12 June 2007

More on neural networks (and how to win at 20 questions).

As I was thinking about interesting applications for artificial neural networks, I happened upon 20Q.net, a surprisingly addictive ANN-based 20 Questions Game. I tried out the Classic, Music, and Harry Potter games; I was able to stump the Music game about half the time, but only fooled the others very occasionally. This confirms an intuition about neural nets -- they learn best when their universe is small, when they get lots of human input, or both. The classic game is very general, but also almost 20 years old (works well due to plenty of human feedback); the Harry Potter game is relatively new, played frequently, and only deals with objects within the HP universe (works even better, due to the limited universe and the sheer number of HP enthusiasts out there). The music game is fairly new and very general, and doesn't work well at all. It asks silly questions that aren't appropriate based on earlier answers, and fails to ask really obvious ones. You might expect as much from a computer, of course, except that the other two games were a lot like playing 20 Questions with a real person who happens to be way smarter than you. These two skilled games ask questions that are unexpected, but make sense once you ponder them. And they're eerily good at guessing the answers.

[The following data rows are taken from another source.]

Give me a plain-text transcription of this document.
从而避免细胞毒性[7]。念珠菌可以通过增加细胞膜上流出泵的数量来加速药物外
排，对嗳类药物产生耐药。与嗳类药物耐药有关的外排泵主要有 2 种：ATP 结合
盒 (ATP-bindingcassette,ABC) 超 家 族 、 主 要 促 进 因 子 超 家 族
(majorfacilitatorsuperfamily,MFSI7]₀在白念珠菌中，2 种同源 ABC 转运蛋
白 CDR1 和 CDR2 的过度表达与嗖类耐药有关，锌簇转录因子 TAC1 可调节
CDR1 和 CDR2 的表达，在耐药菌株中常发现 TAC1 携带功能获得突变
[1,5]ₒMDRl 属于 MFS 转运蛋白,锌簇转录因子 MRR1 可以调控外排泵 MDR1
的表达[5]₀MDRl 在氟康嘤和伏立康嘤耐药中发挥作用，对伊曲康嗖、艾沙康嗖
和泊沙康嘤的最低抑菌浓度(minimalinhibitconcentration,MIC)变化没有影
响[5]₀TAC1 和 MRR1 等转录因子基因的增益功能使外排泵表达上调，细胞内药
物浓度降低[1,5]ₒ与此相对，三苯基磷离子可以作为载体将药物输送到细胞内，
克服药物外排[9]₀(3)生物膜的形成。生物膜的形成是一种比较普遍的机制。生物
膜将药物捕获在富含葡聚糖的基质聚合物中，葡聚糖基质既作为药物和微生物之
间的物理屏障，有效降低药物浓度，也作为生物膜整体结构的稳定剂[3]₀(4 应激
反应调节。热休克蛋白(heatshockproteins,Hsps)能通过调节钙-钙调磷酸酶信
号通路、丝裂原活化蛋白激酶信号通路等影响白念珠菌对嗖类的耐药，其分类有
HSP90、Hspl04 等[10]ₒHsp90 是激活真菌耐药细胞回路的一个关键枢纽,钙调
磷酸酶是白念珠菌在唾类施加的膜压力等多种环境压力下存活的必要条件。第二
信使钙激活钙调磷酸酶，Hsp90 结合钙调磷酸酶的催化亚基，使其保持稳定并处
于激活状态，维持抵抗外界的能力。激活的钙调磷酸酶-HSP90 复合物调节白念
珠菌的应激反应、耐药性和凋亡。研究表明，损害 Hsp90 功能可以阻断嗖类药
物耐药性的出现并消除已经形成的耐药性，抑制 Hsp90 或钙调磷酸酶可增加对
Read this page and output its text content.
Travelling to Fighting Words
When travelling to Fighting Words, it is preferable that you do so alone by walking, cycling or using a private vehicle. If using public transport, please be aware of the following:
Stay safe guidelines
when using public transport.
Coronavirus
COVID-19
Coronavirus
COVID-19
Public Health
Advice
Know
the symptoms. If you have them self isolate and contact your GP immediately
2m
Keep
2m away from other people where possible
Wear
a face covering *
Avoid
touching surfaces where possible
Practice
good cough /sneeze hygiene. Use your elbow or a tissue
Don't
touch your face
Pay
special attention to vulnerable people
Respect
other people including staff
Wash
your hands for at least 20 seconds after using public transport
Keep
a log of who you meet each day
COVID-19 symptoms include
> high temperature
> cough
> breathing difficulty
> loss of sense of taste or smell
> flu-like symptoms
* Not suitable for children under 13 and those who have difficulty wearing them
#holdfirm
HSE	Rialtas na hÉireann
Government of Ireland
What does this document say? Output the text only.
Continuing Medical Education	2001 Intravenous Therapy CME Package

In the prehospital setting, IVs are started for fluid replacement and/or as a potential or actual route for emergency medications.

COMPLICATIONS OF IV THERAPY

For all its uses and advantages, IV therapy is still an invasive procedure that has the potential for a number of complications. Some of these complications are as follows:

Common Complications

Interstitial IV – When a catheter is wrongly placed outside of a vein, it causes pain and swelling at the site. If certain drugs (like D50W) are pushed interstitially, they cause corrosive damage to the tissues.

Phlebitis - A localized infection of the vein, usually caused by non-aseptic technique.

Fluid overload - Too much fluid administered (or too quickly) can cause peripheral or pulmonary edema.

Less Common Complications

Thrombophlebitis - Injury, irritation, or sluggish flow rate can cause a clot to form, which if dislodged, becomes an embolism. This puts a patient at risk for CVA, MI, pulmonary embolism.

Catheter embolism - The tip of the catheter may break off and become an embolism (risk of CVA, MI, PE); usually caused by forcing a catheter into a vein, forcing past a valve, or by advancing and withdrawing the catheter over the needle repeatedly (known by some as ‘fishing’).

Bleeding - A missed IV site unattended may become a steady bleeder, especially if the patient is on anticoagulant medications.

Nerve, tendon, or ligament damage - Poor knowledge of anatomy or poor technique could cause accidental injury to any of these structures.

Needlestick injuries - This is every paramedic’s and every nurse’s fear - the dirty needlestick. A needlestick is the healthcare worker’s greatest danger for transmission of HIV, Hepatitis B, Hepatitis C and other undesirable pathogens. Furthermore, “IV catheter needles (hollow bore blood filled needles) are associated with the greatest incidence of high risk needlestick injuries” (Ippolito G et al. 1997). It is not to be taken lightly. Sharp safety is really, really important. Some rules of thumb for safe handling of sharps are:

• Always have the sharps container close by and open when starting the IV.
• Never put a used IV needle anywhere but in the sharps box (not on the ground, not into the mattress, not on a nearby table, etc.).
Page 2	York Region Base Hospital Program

So what? Well, this is interesting to me because I've been thinking lately about search engines. The only commercially available search engine I can find using neural net technology is MSN Search, introduced in 2005. It uses a centralized 'supervised learning' approach -- that is, somebody at MSN (probably lots of somebodies) is in charge of telling the engine which search results are the most on-target. Since the 'universe' here is big (the whole internet), it seems like a decentralized input approach would be in order: have users evaluate the search results, which is presumably what Google's doing with its new facial search module (see recent post and comments). As I've mentioned before, this is what Google's good at -- finding ways to make use of the work web users are already doing anyway.

Meanwhile, and probably next for websearch technology, there's semantic websearch: getting a computer to understand what words mean, so that it can find relevant results more creatively. The cheater's solution to this is the Semantic Web approach, tagging everything on the internet to explain what it is and what it's about in a way that makes sense to search algorithms. The real goal, though, is to teach a search algorithm what search terms mean, or at least what they might mean, so that it can find related content that doesn't use the same keywords/tags. Earlier this year Read/WriteWeb asked, 'Is Google a Semantic Search Engine?' and concluded that G. has at least introduced rudimentary semantic analysis in the related searches it suggests at the bottom of the page. This is based on statistical analysis of word context, though, not on true semantic analysis. Enter neural nets, which are the only way (so far) to give a computer the complexity necessary to 'get' language. More on this to come.


mtliberty said...

Would that entail tagging each word on a page with a weight? How else could a tagging system be used to know not only "the word," but the relative importance of each word.

For example, in the sentence: "I'm so hungry." which is the most important word?